Here’s the peak, unceremoniously marked by a small sign. 4746 meters above sea level is 15560 feet, higher than the Rockies, the Sierra Nevada, and almost all of the Alps, and we were still driving.
The views on the way down weren’t any less stunning.
On our way down the mountain, we came across… this thing. There isn’t a lot of information on this pass online, so whatever this is remains a mystery to me. Given where it is (15000 feet up in the Andes), it’s probably volcanic, but we don’t know for sure. We also didn’t know it was here before passing it, and discovering such things is definitely part of the adventure.
So, for one of the first times, people can enjoy pictures of… whatever this is.

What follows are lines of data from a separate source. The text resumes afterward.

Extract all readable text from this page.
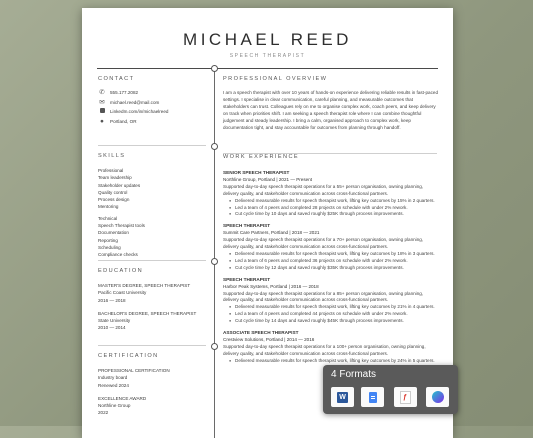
MICHAEL REED
SPEECH THERAPIST
CONTACT
✆ 555.177.2082
✉ michael.reed@mail.com
LinkedIn.com/in/michaelreed
●	Portland, OR
SKILLS
Professional
Team leadership
Stakeholder updates
Quality control
Process design
Mentoring
Technical
Speech Therapist tools
Documentation
Reporting
Scheduling
Compliance checks
EDUCATION
MASTER'S DEGREE, SPEECH THERAPIST
Pacific Coast University
2016 — 2018
BACHELOR'S DEGREE, SPEECH THERAPIST
State University
2010 — 2014
CERTIFICATION
PROFESSIONAL CERTIFICATION
Industry board
Renewed 2024
EXCELLENCE AWARD
Northline Group
2022
PROFESSIONAL OVERVIEW

I am a speech therapist with over 10 years of hands-on experience delivering reliable results in fast-paced settings. I specialise in clear communication, careful planning, and measurable outcomes that stakeholders can trust. Colleagues rely on me to organise complex work, coach peers, and keep delivery on track when priorities shift. I am seeking a speech therapist role where I can combine thoughtful judgement and steady leadership. I bring a calm, organised approach to complex work, keep documentation tight, and stay accountable for outcomes from planning through handoff.

WORK EXPERIENCE
SENIOR SPEECH THERAPIST
Northline Group, Portland | 2021 — Present
Supported day-to-day speech therapist operations for a 55+ person organisation, owning planning, delivery quality, and stakeholder communication across cross-functional partners.
● Delivered measurable results for speech therapist work, lifting key outcomes by 15% in 2 quarters.
● Led a team of 4 peers and completed 28 projects on schedule with under 2% rework.
● Cut cycle time by 10 days and saved roughly $25K through process improvements.
SPEECH THERAPIST
Summit Care Partners, Portland | 2018 — 2021
Supported day-to-day speech therapist operations for a 70+ person organisation, owning planning, delivery quality, and stakeholder communication across cross-functional partners.
● Delivered measurable results for speech therapist work, lifting key outcomes by 18% in 3 quarters.
● Led a team of 6 peers and completed 36 projects on schedule with under 2% rework.
● Cut cycle time by 12 days and saved roughly $35K through process improvements.
SPEECH THERAPIST
Harbor Peak Systems, Portland | 2016 — 2018
Supported day-to-day speech therapist operations for a 85+ person organisation, owning planning, delivery quality, and stakeholder communication across cross-functional partners.
● Delivered measurable results for speech therapist work, lifting key outcomes by 21% in 4 quarters.
● Led a team of 4 peers and completed 44 projects on schedule with under 2% rework.
● Cut cycle time by 14 days and saved roughly $45K through process improvements.
ASSOCIATE SPEECH THERAPIST
Crestview Solutions, Portland | 2014 — 2016
Supported day-to-day speech therapist operations for a 100+ person organisation, owning planning, delivery quality, and stakeholder communication across cross-functional partners.
● Delivered measurable results for speech therapist work, lifting key outcomes by 24% in 5 quarters.
4 Formats
W	ƒ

Photos from the end don’t really capture how big this was. Here’s a photo with a rock-walled building (maybe 6 feet tall) for scale. Unfortunately there was no apparent way to get down and look at the formation from the ground level, which would have really been an amazing spectacle.
Continuing down the road, we get a picture of the white thing from downstream.
Going down!
Unfortunately, the descent from Abra Apacheta to Pisco was not very photogenic. It winds through a deep canyon, but we were heading westward (into the sun) in the afternoon, so exposure was just about impossible. We also stopped for lunch and got fresh river trout. It wasn’t a bad afternoon’s drive, it just didn’t lend itself well to photos.
At about 5:30 in the afternoon, we reached the outskirts of Pisco, on the Pacific Ocean. We descended 15000+ feet of altitude in about four hours. The extra oxygen was certainly welcome, and its effects were dramatically demonstrated by several thoroughly crushed water/tea bottles in the back of the car.
The day ended on the Panamerican Highway. This will be our main road for a good portion of Part 7. It’s the biggest truck route in Peru, and is a part of a network of roads which stretches from Alaska to Argentina (with a few unofficial sections and a small gap in Panama). In this section of Peru, the road runs through sand dunes and along the ocean.
The day closed with us desperately trying to make it through the large city of Ica before dusk. As we found in Andahuaylas the previous night, driving through a Peruvian city after dark can be pretty scary due to the manic driving style. We hit Ica right as the sun set, and made it through unscathed (though we almost hit a motorcycle turning left from the right lane at one point).
After nightfall, we continued all the way south to Nazca. We didn’t see the famous Nazca lines, but it was a tourist town with showers, hotels, and a bar (after a day like this, we deserved a pisco sour or two and didn’t have to worry about their effects on slowing down altitude acclimation). The night drive also made up for time we had lost on the previous day, and set us up well for the remainder of our time in Peru.